Ensure the following:
- Environment – calm, safe and private.
Provide a private, calm and safe space for survivors to disclose, ensuring their safety first. Check the environment – make sure the space is safe from the possibility of eavesdropping, and away from anyone who may be listening or might impact on the disclosure being made. Some cases of stalking have involved listening devices and if the victim is disclosing in the house to police, the perpetrator could find out via a device/camera/Ring doorbell. This could lead them to subject the victim to more abuse, and/or to remove / tamper with devices whic a court case may depend on. Avoid overwhelming with complex questions. The first disclosure is an opportunity to build trust and rebuild a sense of control for survivors.
- Validate and Empower
Acknowledge their courage and validate – digital abuse can leave people feeling vulnerable, and exposed. Our role is to listen, not instruct – avoid saying things such as “you should”, “you need to do”. Reassure survivors that they are in control. Avoid minimising digital abuse – it is real, purposeful and intentional.
- Safety Plan
Construct a safety plan around the survivor experience. Avoid technical fixes – changing passwords, deleting content may alert abusers and put the survivor at further risk. Explore the risks. Have they been threatened with image distribution? Is their location monitored? Is their device monitored? Were they asked to download any apps?
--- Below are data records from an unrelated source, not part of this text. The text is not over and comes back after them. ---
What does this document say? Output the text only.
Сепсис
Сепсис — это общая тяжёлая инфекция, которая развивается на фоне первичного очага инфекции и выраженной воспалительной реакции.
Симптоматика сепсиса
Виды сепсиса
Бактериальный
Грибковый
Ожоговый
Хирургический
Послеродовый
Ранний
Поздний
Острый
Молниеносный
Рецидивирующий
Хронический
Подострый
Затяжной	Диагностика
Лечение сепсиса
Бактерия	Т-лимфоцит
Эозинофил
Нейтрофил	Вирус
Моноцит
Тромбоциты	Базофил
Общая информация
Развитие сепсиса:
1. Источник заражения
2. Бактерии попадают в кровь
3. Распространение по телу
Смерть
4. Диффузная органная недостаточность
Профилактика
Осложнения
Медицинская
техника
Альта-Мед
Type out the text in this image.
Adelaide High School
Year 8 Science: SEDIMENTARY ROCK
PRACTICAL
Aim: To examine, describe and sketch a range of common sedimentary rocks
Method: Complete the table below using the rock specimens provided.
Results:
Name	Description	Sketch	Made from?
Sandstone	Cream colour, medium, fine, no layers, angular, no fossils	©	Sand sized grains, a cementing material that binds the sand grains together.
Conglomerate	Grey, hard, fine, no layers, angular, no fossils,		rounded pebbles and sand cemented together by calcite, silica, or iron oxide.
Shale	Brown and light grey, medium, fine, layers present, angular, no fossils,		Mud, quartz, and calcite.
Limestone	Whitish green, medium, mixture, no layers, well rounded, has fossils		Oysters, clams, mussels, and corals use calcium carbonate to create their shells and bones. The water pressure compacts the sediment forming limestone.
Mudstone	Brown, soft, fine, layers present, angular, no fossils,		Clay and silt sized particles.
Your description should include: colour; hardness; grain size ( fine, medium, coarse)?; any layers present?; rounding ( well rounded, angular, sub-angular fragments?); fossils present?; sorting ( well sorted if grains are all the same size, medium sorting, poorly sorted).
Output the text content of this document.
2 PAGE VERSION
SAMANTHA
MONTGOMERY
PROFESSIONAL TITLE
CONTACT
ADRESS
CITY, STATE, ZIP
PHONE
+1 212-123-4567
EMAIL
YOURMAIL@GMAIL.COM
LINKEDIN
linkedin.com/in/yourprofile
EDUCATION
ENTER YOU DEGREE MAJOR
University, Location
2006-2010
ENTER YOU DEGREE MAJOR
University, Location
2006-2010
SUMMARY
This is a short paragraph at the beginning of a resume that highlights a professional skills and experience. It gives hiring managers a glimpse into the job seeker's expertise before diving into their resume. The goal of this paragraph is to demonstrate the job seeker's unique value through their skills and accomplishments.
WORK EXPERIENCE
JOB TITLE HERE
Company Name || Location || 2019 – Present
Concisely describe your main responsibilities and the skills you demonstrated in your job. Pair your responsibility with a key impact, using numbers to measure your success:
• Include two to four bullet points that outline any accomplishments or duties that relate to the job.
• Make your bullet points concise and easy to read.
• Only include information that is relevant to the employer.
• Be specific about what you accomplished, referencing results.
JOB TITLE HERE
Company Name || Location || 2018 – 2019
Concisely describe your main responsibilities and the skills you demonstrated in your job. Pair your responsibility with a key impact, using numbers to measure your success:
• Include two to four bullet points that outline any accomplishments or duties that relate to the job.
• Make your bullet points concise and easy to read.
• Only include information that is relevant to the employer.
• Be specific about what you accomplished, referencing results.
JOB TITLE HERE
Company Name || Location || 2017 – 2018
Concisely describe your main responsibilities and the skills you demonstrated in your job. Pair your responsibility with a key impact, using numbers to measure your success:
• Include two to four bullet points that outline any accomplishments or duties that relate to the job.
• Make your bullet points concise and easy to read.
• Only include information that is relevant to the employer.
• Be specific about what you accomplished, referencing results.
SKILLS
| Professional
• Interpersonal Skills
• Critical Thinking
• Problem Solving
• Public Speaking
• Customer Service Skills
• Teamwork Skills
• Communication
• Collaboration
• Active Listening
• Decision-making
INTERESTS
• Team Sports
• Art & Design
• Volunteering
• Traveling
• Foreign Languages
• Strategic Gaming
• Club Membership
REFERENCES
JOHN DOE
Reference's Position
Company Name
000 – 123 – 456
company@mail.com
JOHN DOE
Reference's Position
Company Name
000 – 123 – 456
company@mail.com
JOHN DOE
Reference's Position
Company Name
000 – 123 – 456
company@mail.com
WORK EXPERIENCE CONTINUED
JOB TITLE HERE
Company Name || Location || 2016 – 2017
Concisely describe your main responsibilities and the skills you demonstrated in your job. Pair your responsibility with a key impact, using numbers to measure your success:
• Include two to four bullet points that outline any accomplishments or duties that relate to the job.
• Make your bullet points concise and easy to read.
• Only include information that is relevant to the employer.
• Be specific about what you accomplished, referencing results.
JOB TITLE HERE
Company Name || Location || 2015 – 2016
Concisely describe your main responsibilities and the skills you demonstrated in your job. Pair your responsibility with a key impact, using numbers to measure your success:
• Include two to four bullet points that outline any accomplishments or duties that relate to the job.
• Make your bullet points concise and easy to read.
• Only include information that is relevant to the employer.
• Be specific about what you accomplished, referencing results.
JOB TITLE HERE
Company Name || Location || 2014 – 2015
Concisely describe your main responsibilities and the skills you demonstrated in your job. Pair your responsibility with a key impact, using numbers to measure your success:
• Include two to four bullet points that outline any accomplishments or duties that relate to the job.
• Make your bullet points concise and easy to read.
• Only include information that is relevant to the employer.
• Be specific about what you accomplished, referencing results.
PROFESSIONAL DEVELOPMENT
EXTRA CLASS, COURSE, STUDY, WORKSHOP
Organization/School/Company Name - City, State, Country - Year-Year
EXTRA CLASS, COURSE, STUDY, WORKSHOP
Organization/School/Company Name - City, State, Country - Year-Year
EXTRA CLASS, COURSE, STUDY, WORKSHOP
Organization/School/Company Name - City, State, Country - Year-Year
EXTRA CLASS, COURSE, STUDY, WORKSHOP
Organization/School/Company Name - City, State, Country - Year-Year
- Provide safe signposting for ongoing support
National Domestic Abuse Helpline – 0808 2000 247
Refuge Tech Abuse Support – Online and digital abuse – Women’s Aid
If at immediate risk, call 999 – press 55 if you cannot speak
Refer to local IDVA service – with consent
- Close with reassurance
Re-iterate that they are believed, reassure that ongoing support is available and that they are not alone. “You’ve done the right thing by reaching out. You are not alone and we’ll work through this safely together”.
- Self-care
Hearing first disclosures in relation to digital abuse can be heavy. Debrief with colleagues and engage with clinical supervision to ensure your own wellbeing.
Each first disclosure is a turning point. Your calm, empowering response can help rebuild trust and safety in real world and digital spaces.